Heart Patients Need Exercise

Too few heart attack patients exercise the way they should after an attack. Sure, they're worried, but they still need rehab. It can make a big difference.

It is understandable that people who have had a heart attack feel fragile, but physical activity is an important part of recovery after a heart attack. Many patients who have had a heart attack don't sign on for the recommended amount of exercise in the weeks after hospital discharge, according to a recent study. And this can affect their recovery.

“Before we had modern treatments for heart attacks and a better understanding of physical activity and rehabilitation after heart attacks, patients used to be advised to stay in bed for weeks,” Ian Kronish, lead author of the study, told TheDoctor. So many patients still think they need to rest when they go home.

The American College of Cardiology and the American Heart Association recommend heart patients get at least 30 minutes of moderate aerobic activity, such as brisk walking, at least five days per week within two weeks of leaving the hospital.

There's psychology involved too, he added.
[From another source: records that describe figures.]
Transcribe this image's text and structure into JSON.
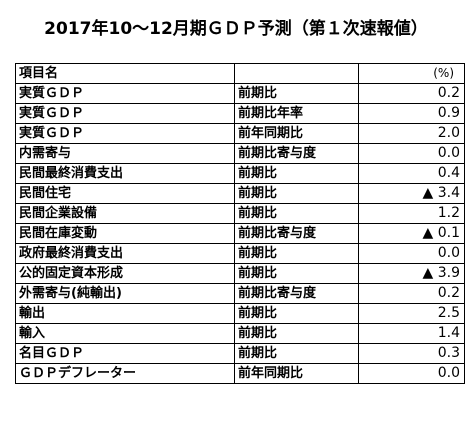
{
  "title": "2017年10～12月期ＧＤＰ予測（第１次速報値）",
  "table": {
    "header": {
      "item": "項目名",
      "measure": "",
      "unit": "(%)"
    },
    "rows": [
      {
        "item": "実質ＧＤＰ",
        "measure": "前期比",
        "value": "0.2"
      },
      {
        "item": "実質ＧＤＰ",
        "measure": "前期比年率",
        "value": "0.9"
      },
      {
        "item": "実質ＧＤＰ",
        "measure": "前年同期比",
        "value": "2.0"
      },
      {
        "item": "内需寄与",
        "measure": "前期比寄与度",
        "value": "0.0"
      },
      {
        "item": "民間最終消費支出",
        "measure": "前期比",
        "value": "0.4"
      },
      {
        "item": "民間住宅",
        "measure": "前期比",
        "value": "▲ 3.4"
      },
      {
        "item": "民間企業設備",
        "measure": "前期比",
        "value": "1.2"
      },
      {
        "item": "民間在庫変動",
        "measure": "前期比寄与度",
        "value": "▲ 0.1"
      },
      {
        "item": "政府最終消費支出",
        "measure": "前期比",
        "value": "0.0"
      },
      {
        "item": "公的固定資本形成",
        "measure": "前期比",
        "value": "▲ 3.9"
      },
      {
        "item": "外需寄与(純輸出)",
        "measure": "前期比寄与度",
        "value": "0.2"
      },
      {
        "item": "輸出",
        "measure": "前期比",
        "value": "2.5"
      },
      {
        "item": "輸入",
        "measure": "前期比",
        "value": "1.4"
      },
      {
        "item": "名目ＧＤＰ",
        "measure": "前期比",
        "value": "0.3"
      },
      {
        "item": "ＧＤＰデフレーター",
        "measure": "前年同期比",
        "value": "0.0"
      }
    ]
  }
}
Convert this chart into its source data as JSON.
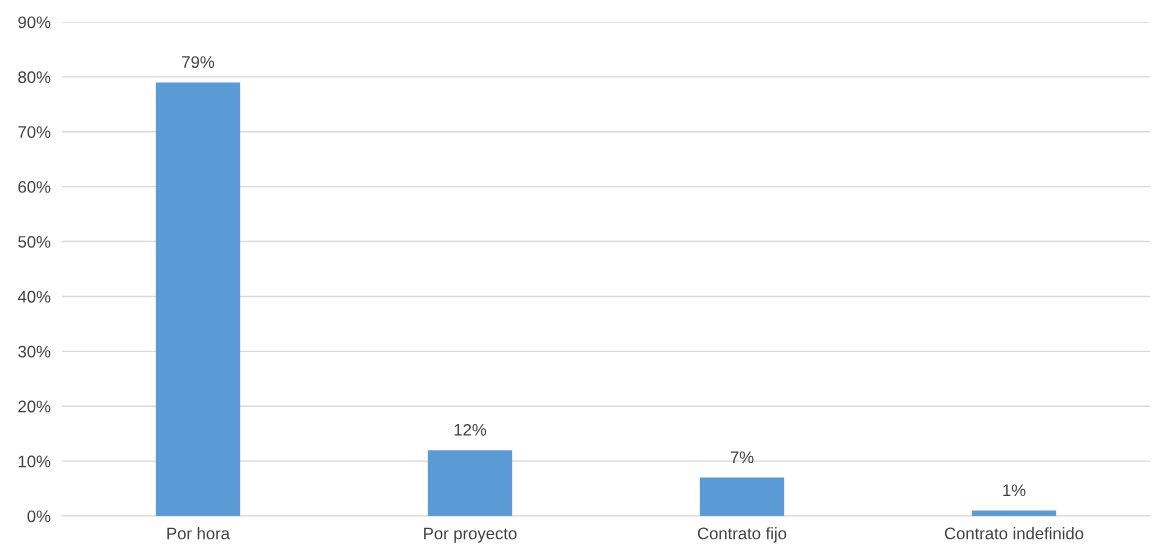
{
  "chart_data": {
    "type": "bar",
    "categories": [
      "Por hora",
      "Por proyecto",
      "Contrato fijo",
      "Contrato indefinido"
    ],
    "values": [
      79,
      12,
      7,
      1
    ],
    "value_labels": [
      "79%",
      "12%",
      "7%",
      "1%"
    ],
    "color": "#5b9bd5",
    "ylim": [
      0,
      90
    ],
    "yticks": [
      {
        "value": 0,
        "label": "0%"
      },
      {
        "value": 10,
        "label": "10%"
      },
      {
        "value": 20,
        "label": "20%"
      },
      {
        "value": 30,
        "label": "30%"
      },
      {
        "value": 40,
        "label": "40%"
      },
      {
        "value": 50,
        "label": "50%"
      },
      {
        "value": 60,
        "label": "60%"
      },
      {
        "value": 70,
        "label": "70%"
      },
      {
        "value": 80,
        "label": "80%"
      },
      {
        "value": 90,
        "label": "90%"
      }
    ],
    "grid": "y",
    "legend": false
  }
}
Many patients fear if they put too much strain on their heart they will have chest pain or another heart attack.

To get a clear picture of how much or how little heart patients were exercising, Kronish and his team fit 620 patients who had had a heart attack with a wearable activity monitor. Of those 620 patients, 330 returned the device with sufficient data. Previous studies relied on patients' self-reports of exercise and gave an unreliable estimate of how many patients achieved their exercise goals. “Objective measurement was necessary,” said Kronish, the Florence Irving Assistant Professor Medicine at Columbia University Medical Center in New York City.
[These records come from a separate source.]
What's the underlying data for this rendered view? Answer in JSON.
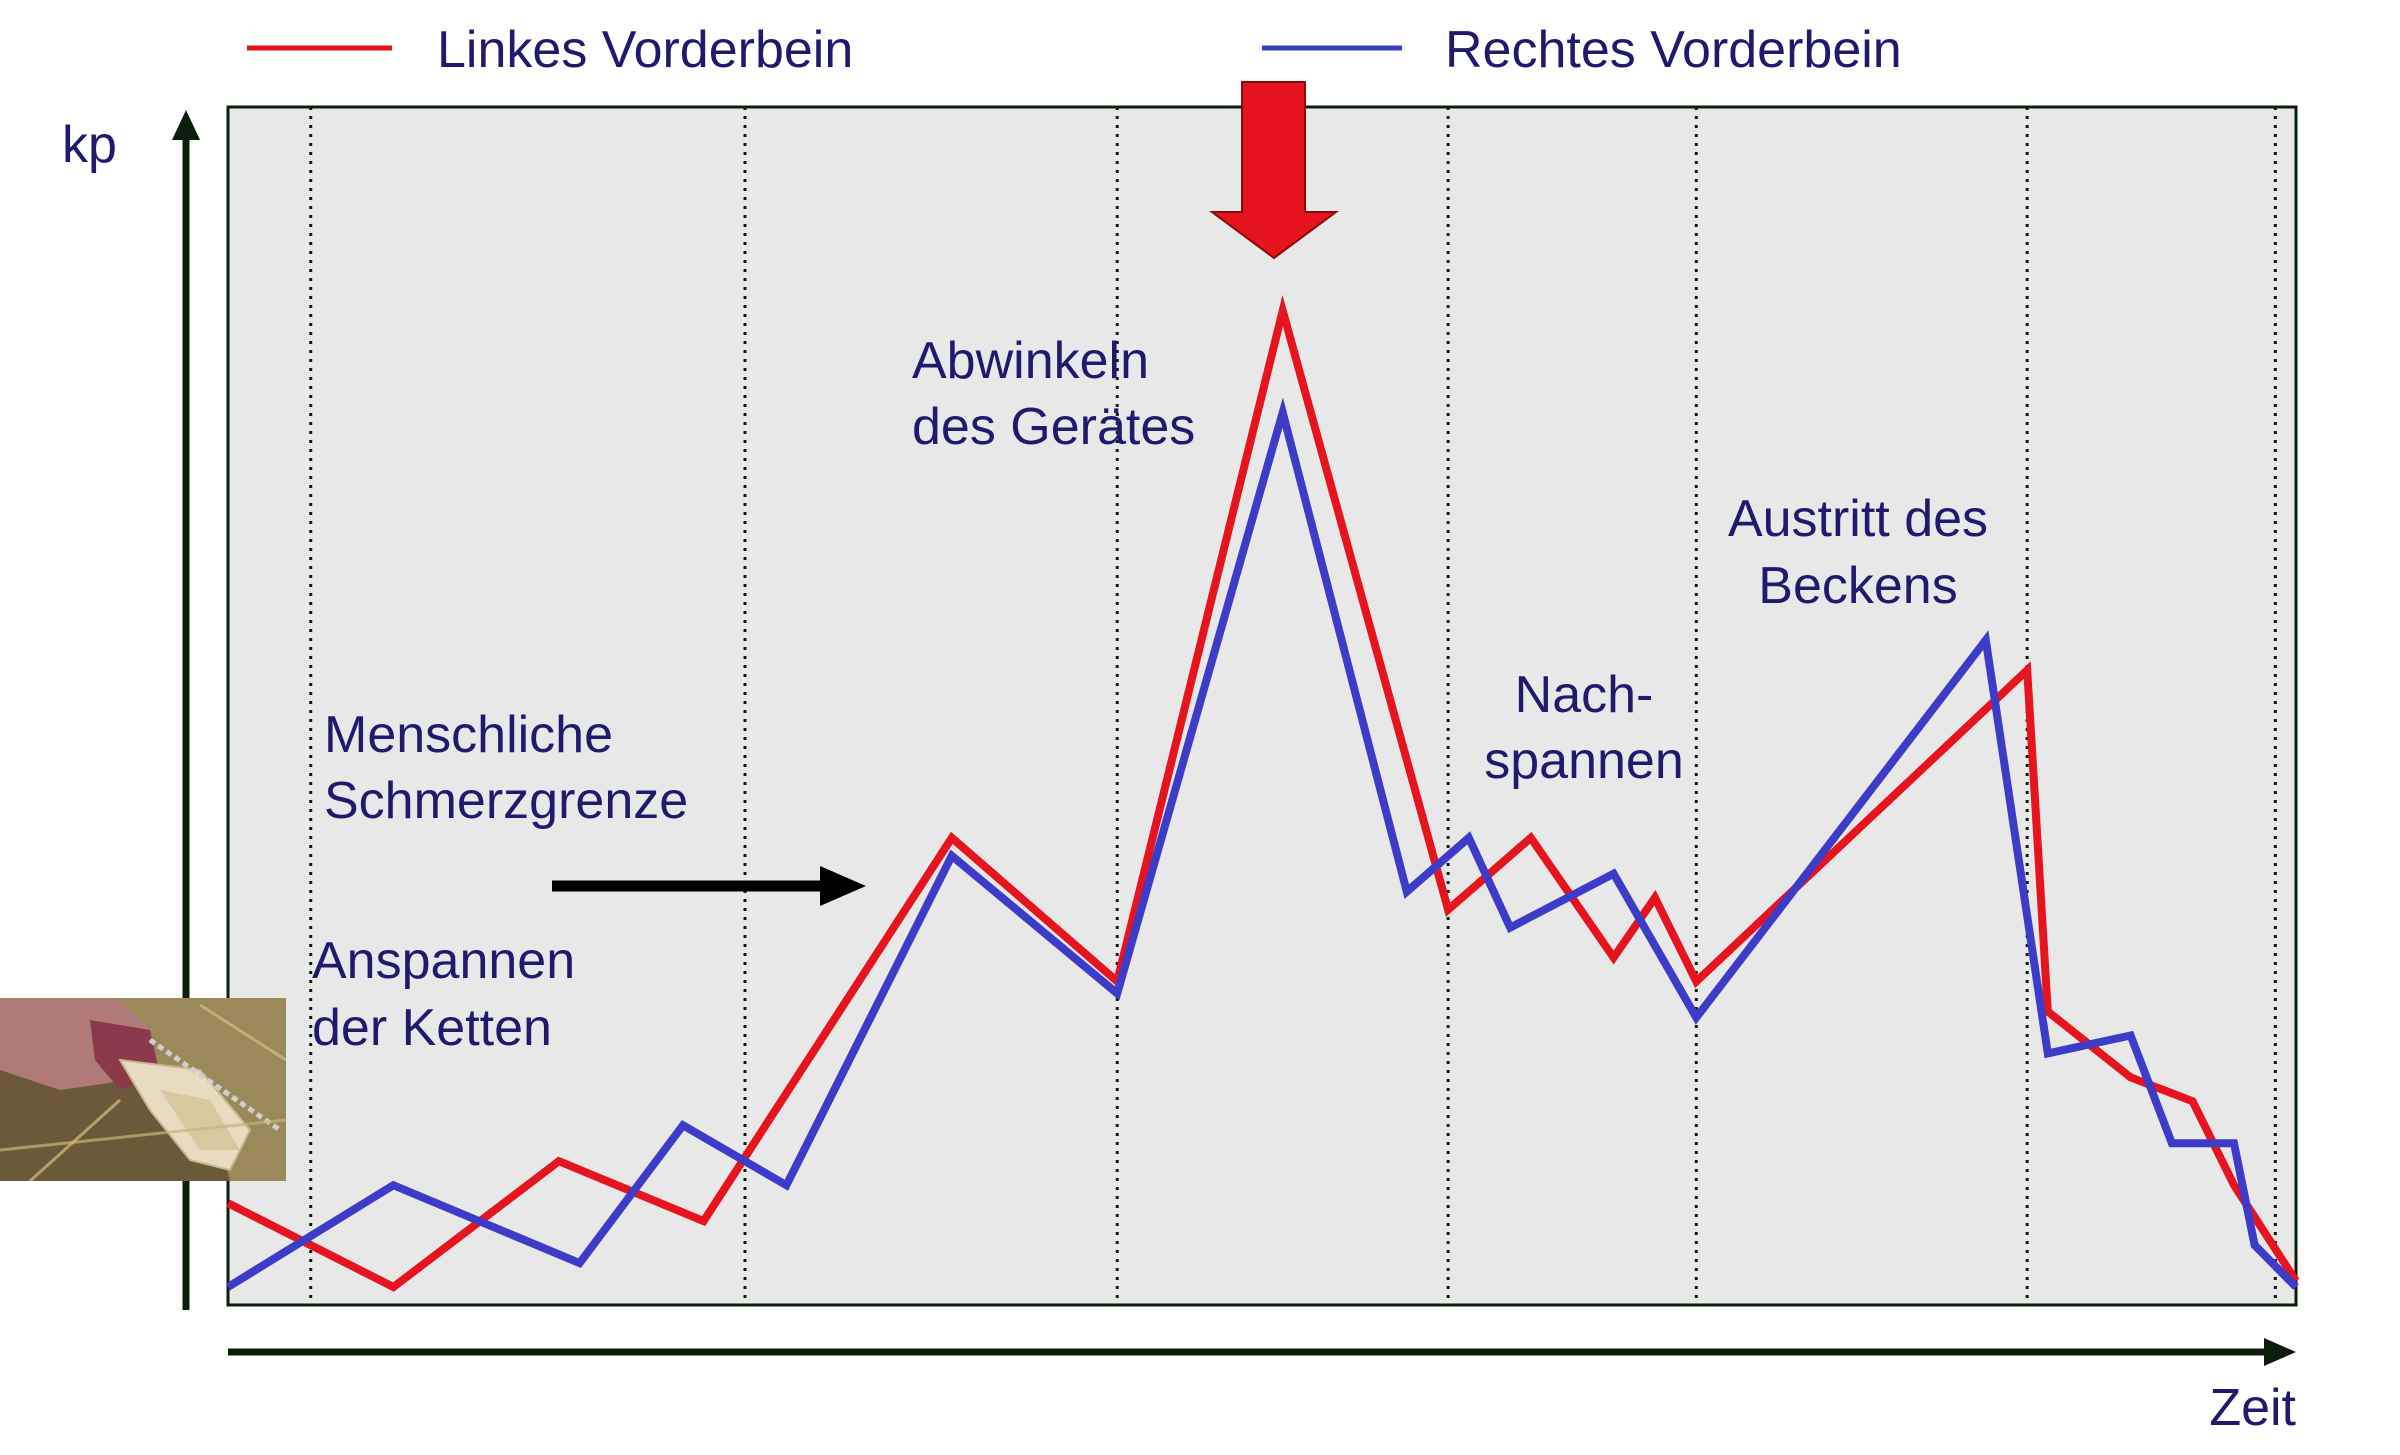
{
  "chart_data": {
    "type": "line",
    "title": "",
    "xlabel": "Zeit",
    "ylabel": "kp",
    "xlim": [
      0,
      100
    ],
    "ylim": [
      0,
      100
    ],
    "grid": "vertical-dotted",
    "legend_position": "top",
    "phase_boundaries": [
      4,
      25,
      43,
      59,
      71,
      87,
      99
    ],
    "series": [
      {
        "name": "Linkes Vorderbein",
        "color": "#e5141e",
        "x": [
          0,
          8,
          16,
          23,
          35,
          43,
          51,
          59,
          63,
          67,
          69,
          71,
          87,
          88,
          92,
          95,
          97,
          100
        ],
        "y": [
          8.5,
          1.5,
          12,
          7,
          39,
          27,
          83,
          33,
          39,
          29,
          34,
          27,
          53,
          24.5,
          19,
          17,
          10,
          2
        ]
      },
      {
        "name": "Rechtes Vorderbein",
        "color": "#3c3cc8",
        "x": [
          0,
          8,
          17,
          22,
          27,
          35,
          43,
          51,
          57,
          60,
          62,
          67,
          71,
          85,
          88,
          92,
          94,
          97,
          98,
          100
        ],
        "y": [
          1.5,
          10,
          3.5,
          15,
          10,
          37.5,
          26,
          74.5,
          34.5,
          39,
          31.5,
          36,
          24,
          55.5,
          21,
          22.5,
          13.5,
          13.5,
          5,
          1.5
        ]
      }
    ],
    "annotations": [
      {
        "lines": [
          "Anspannen",
          "der Ketten"
        ]
      },
      {
        "lines": [
          "Menschliche",
          "Schmerzgrenze"
        ]
      },
      {
        "lines": [
          "Abwinkeln",
          "des Gerätes"
        ]
      },
      {
        "lines": [
          "Nach-",
          "spannen"
        ]
      },
      {
        "lines": [
          "Austritt des",
          "Beckens"
        ]
      }
    ],
    "colors": {
      "plot_background": "#e8e8e8",
      "axis": "#0a1e0a",
      "text": "#1f1a6e",
      "arrow_red": "#e5141e",
      "arrow_black": "#000000"
    },
    "photo": "calf-hooves-in-chains-photo"
  }
}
Physician-supervised exercise programs, or cardiac rehabilitation, have been shown to reduce patients’ fears about exercising again, while encouraging them to be physically active. Kronish was surprised to find that so few patients take advantage of them.

Doctors need to be more aggressive about finding ways to get more patients to participate, said Kronish. “For patients who have anxiety about straining their heart, and want that extra care, [rehab] programs are a really good way for them to feel secure knowing health professionals are monitoring them as they start exercising again,” he said.
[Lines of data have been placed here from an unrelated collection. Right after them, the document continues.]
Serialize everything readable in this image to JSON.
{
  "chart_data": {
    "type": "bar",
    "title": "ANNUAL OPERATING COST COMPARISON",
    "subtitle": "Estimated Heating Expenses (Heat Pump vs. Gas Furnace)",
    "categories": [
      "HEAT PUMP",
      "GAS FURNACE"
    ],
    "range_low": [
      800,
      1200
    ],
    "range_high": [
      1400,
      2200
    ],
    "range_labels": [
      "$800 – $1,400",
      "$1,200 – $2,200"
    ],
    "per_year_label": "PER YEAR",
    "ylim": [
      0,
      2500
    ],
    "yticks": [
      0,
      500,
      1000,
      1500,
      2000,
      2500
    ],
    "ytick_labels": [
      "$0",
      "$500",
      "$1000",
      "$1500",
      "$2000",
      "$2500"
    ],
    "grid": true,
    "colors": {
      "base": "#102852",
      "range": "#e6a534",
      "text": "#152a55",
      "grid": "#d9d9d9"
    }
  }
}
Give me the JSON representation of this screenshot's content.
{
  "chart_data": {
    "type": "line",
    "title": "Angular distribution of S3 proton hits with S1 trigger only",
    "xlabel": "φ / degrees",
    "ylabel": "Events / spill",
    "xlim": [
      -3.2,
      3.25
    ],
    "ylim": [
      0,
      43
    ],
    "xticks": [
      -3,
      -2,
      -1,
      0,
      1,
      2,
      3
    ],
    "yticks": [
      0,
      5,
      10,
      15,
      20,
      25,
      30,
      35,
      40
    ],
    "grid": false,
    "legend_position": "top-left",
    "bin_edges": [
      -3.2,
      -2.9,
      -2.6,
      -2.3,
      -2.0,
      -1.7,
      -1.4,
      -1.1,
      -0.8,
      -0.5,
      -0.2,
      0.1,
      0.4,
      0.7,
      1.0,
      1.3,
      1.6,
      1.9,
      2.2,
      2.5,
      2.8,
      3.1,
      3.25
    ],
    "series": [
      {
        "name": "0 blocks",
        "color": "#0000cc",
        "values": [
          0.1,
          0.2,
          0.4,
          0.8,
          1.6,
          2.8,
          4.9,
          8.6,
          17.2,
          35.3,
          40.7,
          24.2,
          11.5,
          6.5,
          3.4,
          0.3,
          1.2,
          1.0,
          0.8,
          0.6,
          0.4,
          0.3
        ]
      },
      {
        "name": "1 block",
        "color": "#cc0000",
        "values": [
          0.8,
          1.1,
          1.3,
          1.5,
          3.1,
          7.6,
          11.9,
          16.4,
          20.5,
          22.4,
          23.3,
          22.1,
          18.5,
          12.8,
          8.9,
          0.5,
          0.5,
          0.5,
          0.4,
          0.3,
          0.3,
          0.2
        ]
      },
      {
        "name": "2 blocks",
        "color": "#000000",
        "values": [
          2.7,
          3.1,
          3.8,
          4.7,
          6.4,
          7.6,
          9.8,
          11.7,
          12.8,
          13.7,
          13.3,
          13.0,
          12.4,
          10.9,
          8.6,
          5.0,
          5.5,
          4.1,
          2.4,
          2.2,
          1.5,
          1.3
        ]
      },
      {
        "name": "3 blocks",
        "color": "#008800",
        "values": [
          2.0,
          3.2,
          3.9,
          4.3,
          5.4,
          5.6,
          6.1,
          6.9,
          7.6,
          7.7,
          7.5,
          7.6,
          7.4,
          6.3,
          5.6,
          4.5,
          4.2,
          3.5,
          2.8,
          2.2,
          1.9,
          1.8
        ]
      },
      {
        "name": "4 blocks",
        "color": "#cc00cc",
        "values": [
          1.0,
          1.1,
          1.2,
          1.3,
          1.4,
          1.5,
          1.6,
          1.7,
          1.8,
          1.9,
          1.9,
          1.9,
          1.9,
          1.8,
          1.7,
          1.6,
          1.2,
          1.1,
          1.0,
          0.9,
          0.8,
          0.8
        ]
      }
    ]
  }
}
The American College of Cardiology and the American Heart Association recommend heart patients get at least 30 minutes of moderate aerobic activity, such as brisk walking, at least five days per week within two weeks of leaving the hospital.

Kronish said the best type of exercise might be different for different people. “People who are in better shape when they have a heart attack could jog or go for a bike ride,” he said.

The study is published in the Journal of the American College of Cardiology.